From the looks of it, the data pulled up is highly relevant to your query. Now, with this solid base of results, it’s time to refine them further with reranking.

Rerank

This code takes the documents from the search results and reranks them based on your query, making sure you get the most relevant ones right at the top.

First, we pull out the documents from the search results. Then we use Cohere’s rerank model to refine these results:

document_list = [point.payload['document'] for point in search_result]

rerank_results = co.rerank(
    model="rerank-english-v3.0",
    query=query,
    documents=document_list,
    top_n=5,
)

What’s happening here? In the first line, we’re building a list of documents by grabbing the ‘document’ field from each search result point. Then, we pass this list, along with the original query, to Cohere’s rerank method. Using the rerank-english-v3.0 model, it reshuffles the documents and gives you back the top 5, ranked by their relevance to the query.

Here’s the reranked result table, with the new order and their relevance scores:

Index	Document	Relevance Score
0	In machine learning, feature scaling is the process of normalizing the range of independent variables or features.	0.99995166
1	Feature scaling is commonly used in data preprocessing to ensure that features are on the same scale.	0.99929035
10	In deep learning, feature scaling helps stabilize the learning process, allowing for better performance and faster convergence.	0.998675
23	Data augmentation techniques in machine learning may also include scaling to ensure consistency across training datasets.	0.998043
3	Unsupervised learning algorithms, such as clustering methods, may benefit from feature scaling.	0.9979967

As you can see, the reranking did its job. Positions for documents 10 and 1 got swapped, showing that the reranker has fine-tuned the results to give you the most relevant content at the top.

Conclusion

Reranking is a powerful way to boost the relevance and precision of search results in RAG systems.

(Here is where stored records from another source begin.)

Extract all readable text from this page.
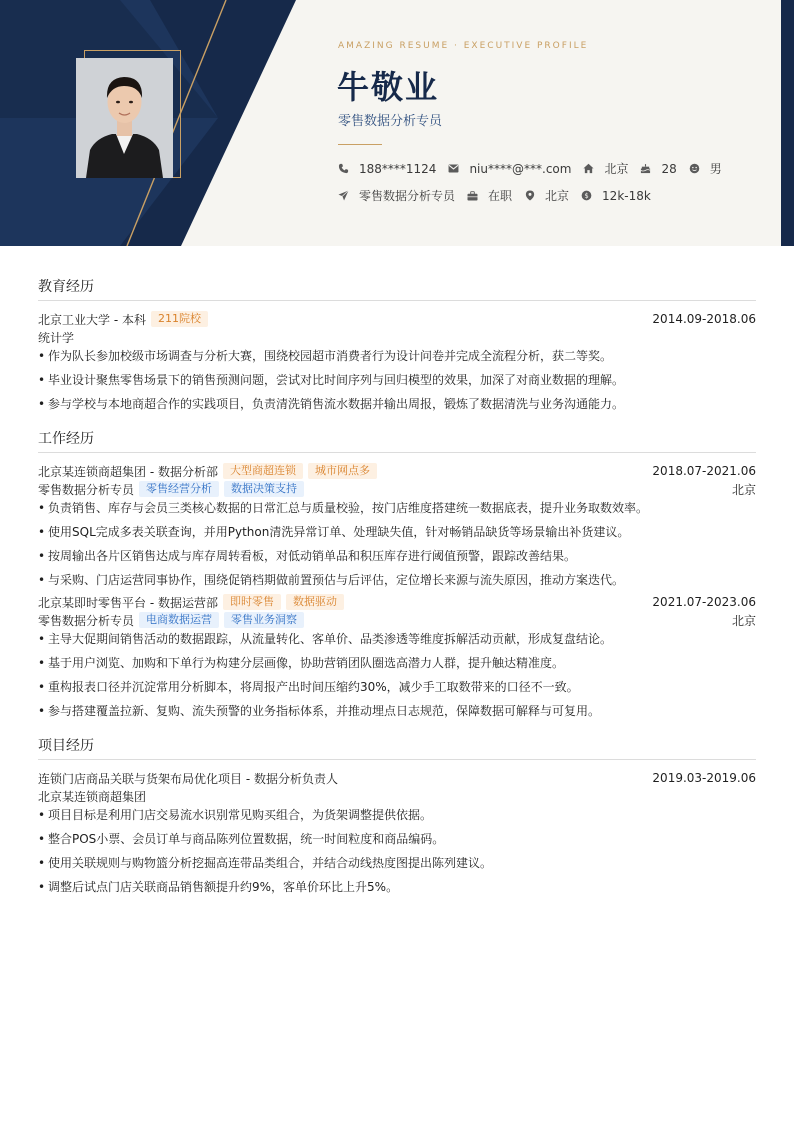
AMAZING RESUME · EXECUTIVE PROFILE
牛敬业
零售数据分析专员
188****1124	niu****@***.com	北京	28	男
零售数据分析专员	在职	北京 $ 12k-18k
教育经历
北京工业大学 - 本科	211院校	2014.09-2018.06
统计学
• 作为队长参加校级市场调查与分析大赛，围绕校园超市消费者行为设计问卷并完成全流程分析，获二等奖。
• 毕业设计聚焦零售场景下的销售预测问题，尝试对比时间序列与回归模型的效果，加深了对商业数据的理解。
• 参与学校与本地商超合作的实践项目，负责清洗销售流水数据并输出周报，锻炼了数据清洗与业务沟通能力。
工作经历
北京某连锁商超集团 - 数据分析部	大型商超连锁	城市网点多	2018.07-2021.06
零售数据分析专员	零售经营分析	数据决策支持	北京
• 负责销售、库存与会员三类核心数据的日常汇总与质量校验，按门店维度搭建统一数据底表，提升业务取数效率。
• 使用SQL完成多表关联查询，并用Python清洗异常订单、处理缺失值，针对畅销品缺货等场景输出补货建议。
• 按周输出各片区销售达成与库存周转看板，对低动销单品和积压库存进行阈值预警，跟踪改善结果。
• 与采购、门店运营同事协作，围绕促销档期做前置预估与后评估，定位增长来源与流失原因，推动方案迭代。
北京某即时零售平台 - 数据运营部	即时零售	数据驱动	2021.07-2023.06
零售数据分析专员	电商数据运营	零售业务洞察	北京
• 主导大促期间销售活动的数据跟踪，从流量转化、客单价、品类渗透等维度拆解活动贡献，形成复盘结论。
• 基于用户浏览、加购和下单行为构建分层画像，协助营销团队圈选高潜力人群，提升触达精准度。
• 重构报表口径并沉淀常用分析脚本，将周报产出时间压缩约30%，减少手工取数带来的口径不一致。
• 参与搭建覆盖拉新、复购、流失预警的业务指标体系，并推动埋点日志规范，保障数据可解释与可复用。
项目经历
连锁门店商品关联与货架布局优化项目 - 数据分析负责人	2019.03-2019.06
北京某连锁商超集团
• 项目目标是利用门店交易流水识别常见购买组合，为货架调整提供依据。
• 整合POS小票、会员订单与商品陈列位置数据，统一时间粒度和商品编码。
• 使用关联规则与购物篮分析挖掘高连带品类组合，并结合动线热度图提出陈列建议。
• 调整后试点门店关联商品销售额提升约9%，客单价环比上升5%。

By combining Qdrant’s vector search capabilities with tools like Cohere’s Rerank model or ColBERT, you can refine search outputs, ensuring the most relevant information rises to the top.

This guide demonstrated how reranking enhances precision without sacrificing recall, delivering sharper, context-rich results. With these tools, you’re equipped to create search systems that provide meaningful and impactful user experiences. Start implementing reranking to take your applications to the next level!